My favourite part of the website is a section called Safety, which shows a picture of a man in a boiler suit throwing a paper aeroplane. Hmmm. Memory may be playing tricks on me, but my boyish recollection of paper aeroplanes is that they fly briefly and erratically before crash-landing into the furniture. Not quite the belt and braces approach to safety I'd like to see Sir Richard pursuing. Space tourism is going to be quite costly and - I'm just saying, Sir Richard - not all that satisfying. The round trip will cost you roughly Dh593,104 and lasts only three hours, although you have to train for a week beforehand. You will be weightless for three minutes. That works out at Dh197,701 per minute for a sensation I gather is not too dissimilar to floating in the pool at the Shangri-La.

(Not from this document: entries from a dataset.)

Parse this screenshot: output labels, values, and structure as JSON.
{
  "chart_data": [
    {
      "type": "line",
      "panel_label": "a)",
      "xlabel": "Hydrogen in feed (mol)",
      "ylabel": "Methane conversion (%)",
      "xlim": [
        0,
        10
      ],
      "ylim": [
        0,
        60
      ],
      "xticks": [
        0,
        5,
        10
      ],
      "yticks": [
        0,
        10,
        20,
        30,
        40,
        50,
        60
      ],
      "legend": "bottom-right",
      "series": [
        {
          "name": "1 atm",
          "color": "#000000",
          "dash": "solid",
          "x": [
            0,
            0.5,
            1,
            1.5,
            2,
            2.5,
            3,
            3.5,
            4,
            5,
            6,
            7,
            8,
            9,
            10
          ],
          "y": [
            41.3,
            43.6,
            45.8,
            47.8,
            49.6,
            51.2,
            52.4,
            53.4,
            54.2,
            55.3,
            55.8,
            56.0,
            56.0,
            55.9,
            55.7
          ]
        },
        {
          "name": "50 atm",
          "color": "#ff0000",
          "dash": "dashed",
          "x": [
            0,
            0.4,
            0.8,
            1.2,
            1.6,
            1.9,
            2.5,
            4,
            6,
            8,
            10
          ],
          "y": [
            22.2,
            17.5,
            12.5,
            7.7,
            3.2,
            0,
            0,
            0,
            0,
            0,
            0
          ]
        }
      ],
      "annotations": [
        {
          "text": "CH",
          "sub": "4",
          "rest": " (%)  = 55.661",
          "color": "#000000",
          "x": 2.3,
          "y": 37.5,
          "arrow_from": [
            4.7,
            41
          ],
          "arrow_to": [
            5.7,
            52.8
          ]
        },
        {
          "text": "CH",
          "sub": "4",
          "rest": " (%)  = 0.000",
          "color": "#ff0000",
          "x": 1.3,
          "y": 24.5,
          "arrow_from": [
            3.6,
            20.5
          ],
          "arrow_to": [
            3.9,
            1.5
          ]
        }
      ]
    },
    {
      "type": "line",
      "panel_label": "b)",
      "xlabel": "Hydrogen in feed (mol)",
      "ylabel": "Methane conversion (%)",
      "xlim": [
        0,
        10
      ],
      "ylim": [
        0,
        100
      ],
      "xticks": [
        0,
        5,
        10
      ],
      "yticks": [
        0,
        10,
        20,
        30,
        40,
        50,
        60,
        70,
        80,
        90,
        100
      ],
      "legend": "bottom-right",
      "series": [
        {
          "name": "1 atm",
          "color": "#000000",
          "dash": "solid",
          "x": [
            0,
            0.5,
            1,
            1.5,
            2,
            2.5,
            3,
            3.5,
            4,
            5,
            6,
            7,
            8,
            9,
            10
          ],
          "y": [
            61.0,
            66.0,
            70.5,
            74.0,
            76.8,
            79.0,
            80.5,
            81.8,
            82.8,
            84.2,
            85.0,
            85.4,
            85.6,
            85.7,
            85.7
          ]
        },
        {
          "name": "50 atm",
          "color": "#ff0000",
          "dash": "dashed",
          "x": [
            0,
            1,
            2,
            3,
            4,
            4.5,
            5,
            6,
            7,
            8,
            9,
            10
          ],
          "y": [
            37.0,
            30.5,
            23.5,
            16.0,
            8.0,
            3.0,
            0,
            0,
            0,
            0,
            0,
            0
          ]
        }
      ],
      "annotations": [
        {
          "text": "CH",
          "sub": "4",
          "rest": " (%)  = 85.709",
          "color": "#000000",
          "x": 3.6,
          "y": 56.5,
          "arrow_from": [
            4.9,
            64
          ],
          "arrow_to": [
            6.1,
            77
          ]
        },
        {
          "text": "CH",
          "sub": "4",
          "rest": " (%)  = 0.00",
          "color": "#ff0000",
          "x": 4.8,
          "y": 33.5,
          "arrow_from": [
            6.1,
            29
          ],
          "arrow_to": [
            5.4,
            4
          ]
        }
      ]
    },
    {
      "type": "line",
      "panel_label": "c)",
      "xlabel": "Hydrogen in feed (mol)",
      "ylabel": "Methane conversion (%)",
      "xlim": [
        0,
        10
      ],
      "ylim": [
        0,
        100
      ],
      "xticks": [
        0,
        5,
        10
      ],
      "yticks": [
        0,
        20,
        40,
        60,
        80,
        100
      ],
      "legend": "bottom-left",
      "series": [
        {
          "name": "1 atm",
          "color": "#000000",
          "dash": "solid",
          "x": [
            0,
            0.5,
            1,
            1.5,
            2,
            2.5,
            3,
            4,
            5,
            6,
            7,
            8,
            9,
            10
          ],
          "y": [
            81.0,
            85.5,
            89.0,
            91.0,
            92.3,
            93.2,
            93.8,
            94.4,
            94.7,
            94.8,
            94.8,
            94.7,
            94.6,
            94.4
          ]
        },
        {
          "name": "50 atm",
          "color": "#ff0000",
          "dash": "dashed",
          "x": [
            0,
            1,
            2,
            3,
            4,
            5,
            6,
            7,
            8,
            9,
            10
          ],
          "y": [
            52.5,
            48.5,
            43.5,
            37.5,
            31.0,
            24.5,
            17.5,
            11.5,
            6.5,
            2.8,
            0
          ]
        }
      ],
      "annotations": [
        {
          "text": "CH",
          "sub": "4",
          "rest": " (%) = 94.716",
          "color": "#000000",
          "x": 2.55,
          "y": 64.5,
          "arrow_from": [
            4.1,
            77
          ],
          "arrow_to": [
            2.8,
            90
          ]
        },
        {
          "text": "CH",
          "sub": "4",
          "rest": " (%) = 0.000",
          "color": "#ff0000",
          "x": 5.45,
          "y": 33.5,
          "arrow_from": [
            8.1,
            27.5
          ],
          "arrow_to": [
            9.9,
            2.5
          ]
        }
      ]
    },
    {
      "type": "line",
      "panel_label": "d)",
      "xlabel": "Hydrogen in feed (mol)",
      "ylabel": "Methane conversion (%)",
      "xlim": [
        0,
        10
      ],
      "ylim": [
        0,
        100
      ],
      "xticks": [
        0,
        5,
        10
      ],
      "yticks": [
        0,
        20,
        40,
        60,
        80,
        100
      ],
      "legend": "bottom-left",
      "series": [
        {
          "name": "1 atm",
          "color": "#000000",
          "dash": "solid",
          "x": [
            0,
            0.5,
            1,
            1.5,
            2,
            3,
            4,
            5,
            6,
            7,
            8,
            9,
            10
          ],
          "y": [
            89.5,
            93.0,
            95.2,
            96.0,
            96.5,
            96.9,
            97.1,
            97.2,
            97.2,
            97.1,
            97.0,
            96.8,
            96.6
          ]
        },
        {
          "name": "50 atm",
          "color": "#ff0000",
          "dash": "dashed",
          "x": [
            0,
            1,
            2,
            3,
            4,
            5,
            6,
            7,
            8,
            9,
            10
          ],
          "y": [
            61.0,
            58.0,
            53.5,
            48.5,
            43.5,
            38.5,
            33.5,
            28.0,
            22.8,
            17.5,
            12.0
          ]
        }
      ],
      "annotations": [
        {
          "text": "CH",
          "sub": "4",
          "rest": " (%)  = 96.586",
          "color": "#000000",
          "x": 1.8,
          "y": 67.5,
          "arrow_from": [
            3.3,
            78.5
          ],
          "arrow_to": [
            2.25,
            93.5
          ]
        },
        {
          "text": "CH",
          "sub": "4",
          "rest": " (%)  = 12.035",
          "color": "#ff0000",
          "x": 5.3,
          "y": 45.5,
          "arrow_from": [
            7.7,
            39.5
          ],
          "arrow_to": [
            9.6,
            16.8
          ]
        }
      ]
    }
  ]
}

There is a local interest to this story. Dubai resident Namira Salim is booked in one of the first 100 places. Go boldly, Namira. So, the final frontier is well and truly breached and, before long, Sir Richard's space hotels will be crowded with happy holidaymakers. I only hope that the Germans won't be up to their old tricks, putting their towels down on the space equivalent of the poolside recliners before anyone else gets a look in.